The most common sense given of the words “financial market” is rather narrow and one should not be tempted to compare a financial market to an economy as a whole. Indeed, a financial market mostly refers to a stock market and ignore bonds. It includes only stocks listed on an exchange while many companies are of course not listed. Besides, it is often limited to large capitalizations, excluding small or medium companies. Finally, a financial market might designate small geographies insignificant across the globe, like Belgium.
From a theoretical point of view, the market includes all the stocks from all companies traded on a stock exchange in the world whatever their size, country, or industry. Thus, the market contains large Belgian companies selling beers like ABInbev, as well as large US companies selling consumer electronics like Apple, or small Brazilian companies selling wooden panels like Duratex. You didn’t know this last one? Me neither.
According the World Federation of Exchanges, the market counts approximately 50.000 companies having an overall trading value of 57 trillion euros. This is more than 100 times the Belgium gross domestic product! An investor who wishes to invest in the market would have to buy shares all these companies.
Unfortunately, it is too expensive or even impossible to invest in the whole market in practice. Indeed, imagine a small company traded on the Bangladesh stock exchange. Even if that company were to issue millions of shares to serve the needs of all investors in the world, the value of those shares would be tiny compare to the transaction costs that would be incurred to acquire a share. It would never be profitable for an average retail investor to invest in that company. Also, certain stocks are simply not accessible. This is for instance the case of some Chinese stocks currently reserved to Chinese investors exclusively.
So, what it the “investable” market? The company MSCI (Morgan Stanley Capital International) estimates that the market really investable counts around 9.000 companies representing 70 trillion euros.
The MSCI World Index is the key reference for professional investors when talking about the global market. However, few realize that the MSCI World only represents the large and medium companies of 23 developed markets. This means circa 1.700 companies representing 80% of the investable market value. Any retail investor can easily invest in this index through one of the 18 ETFs listed in the world that track it.
The MSCI ACWI (All Country World Index) gets closer to the investable market by adding the large and medium companies of 23 emerging countries. It counts 2.400 companies representing 85% of the investable market. We list 7 ETFs that track this index.

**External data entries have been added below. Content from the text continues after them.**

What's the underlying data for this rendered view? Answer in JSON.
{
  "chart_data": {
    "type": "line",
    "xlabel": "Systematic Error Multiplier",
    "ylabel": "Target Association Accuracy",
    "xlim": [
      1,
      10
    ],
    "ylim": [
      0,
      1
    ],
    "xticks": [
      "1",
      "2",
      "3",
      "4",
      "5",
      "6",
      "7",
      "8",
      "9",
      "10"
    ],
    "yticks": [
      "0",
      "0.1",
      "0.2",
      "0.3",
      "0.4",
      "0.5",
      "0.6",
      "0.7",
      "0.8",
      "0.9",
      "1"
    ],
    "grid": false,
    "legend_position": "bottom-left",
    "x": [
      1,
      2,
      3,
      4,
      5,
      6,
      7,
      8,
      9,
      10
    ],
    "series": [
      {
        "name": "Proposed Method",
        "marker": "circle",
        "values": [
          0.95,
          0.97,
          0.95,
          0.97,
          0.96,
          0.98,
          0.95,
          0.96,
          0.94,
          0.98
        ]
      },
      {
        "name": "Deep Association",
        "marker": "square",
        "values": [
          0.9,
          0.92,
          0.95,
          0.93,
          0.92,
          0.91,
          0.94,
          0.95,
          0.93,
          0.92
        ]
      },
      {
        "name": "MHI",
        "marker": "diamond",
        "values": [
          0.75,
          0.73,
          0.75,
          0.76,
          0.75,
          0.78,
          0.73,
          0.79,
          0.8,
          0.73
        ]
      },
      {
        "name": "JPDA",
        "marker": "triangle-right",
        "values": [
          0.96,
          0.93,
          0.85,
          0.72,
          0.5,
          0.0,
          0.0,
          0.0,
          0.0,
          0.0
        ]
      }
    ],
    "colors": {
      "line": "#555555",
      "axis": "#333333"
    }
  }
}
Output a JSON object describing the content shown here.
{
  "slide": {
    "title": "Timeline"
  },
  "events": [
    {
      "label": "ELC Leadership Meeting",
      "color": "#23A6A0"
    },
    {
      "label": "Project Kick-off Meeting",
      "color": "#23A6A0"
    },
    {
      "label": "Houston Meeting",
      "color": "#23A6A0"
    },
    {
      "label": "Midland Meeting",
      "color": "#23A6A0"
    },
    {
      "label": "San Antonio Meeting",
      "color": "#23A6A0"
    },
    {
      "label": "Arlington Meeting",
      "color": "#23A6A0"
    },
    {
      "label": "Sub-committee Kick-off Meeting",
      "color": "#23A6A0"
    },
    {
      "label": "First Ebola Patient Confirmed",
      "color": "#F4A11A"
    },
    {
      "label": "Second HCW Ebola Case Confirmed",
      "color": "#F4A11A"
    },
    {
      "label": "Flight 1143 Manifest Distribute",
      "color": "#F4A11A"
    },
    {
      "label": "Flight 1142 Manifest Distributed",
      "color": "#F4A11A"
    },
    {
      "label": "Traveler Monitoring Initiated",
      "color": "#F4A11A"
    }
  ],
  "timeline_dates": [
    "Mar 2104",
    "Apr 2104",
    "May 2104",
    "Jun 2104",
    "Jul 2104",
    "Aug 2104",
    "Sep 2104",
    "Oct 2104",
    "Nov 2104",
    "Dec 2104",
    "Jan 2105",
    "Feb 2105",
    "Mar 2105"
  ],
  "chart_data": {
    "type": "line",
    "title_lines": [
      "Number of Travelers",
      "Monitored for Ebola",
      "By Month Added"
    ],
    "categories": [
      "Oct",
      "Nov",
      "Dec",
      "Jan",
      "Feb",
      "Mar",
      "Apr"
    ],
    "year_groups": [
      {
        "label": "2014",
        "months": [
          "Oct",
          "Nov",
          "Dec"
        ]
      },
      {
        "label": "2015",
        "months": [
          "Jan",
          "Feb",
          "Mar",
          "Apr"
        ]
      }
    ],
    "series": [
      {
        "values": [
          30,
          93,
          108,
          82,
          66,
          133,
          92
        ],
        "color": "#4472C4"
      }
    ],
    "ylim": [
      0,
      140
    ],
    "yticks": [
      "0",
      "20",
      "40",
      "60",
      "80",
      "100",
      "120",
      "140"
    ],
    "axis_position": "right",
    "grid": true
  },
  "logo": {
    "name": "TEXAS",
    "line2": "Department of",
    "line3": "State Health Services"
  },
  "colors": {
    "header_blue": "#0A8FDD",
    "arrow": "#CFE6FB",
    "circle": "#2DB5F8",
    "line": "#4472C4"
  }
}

Then, the MSCI ACWI IMI (Investable Market Index), launched in 2007, adds the small companies. It accounts for 99% of the total investable market. Merely 2 ETFs track this index today. However, with time, we can expect that this index will be more and more used.
Finally, all those indexes don’t include what is called frontier markets with countries like Kuwait, Argentina, or Nigeria. Although these countries represent a tiny fraction of the market, they become popular among retail investors. As financial data coming from these markets becomes more accessible and reliable, it is not impossible to imagine that the MSCI will add those countries in a new global index.
As we observe the market, it is striking to see that the United States occupy a major place with more than 50% of the market value. On the other side, emerging markets like China, Brazil, or India represent less than 10% of the market, even if we have heard a lot about them over the last decade.
Then, large companies are preponderant. Finally, consumer goods are the largest sector, followed by the financial sector, and the technology sector.
And Belgium you might ask? Well, its weight in the market is minuscule: less than 0,5%!
Note: This article was written when Easyvest was authorized and regulated by the FSMA as an agent in banking and investment services.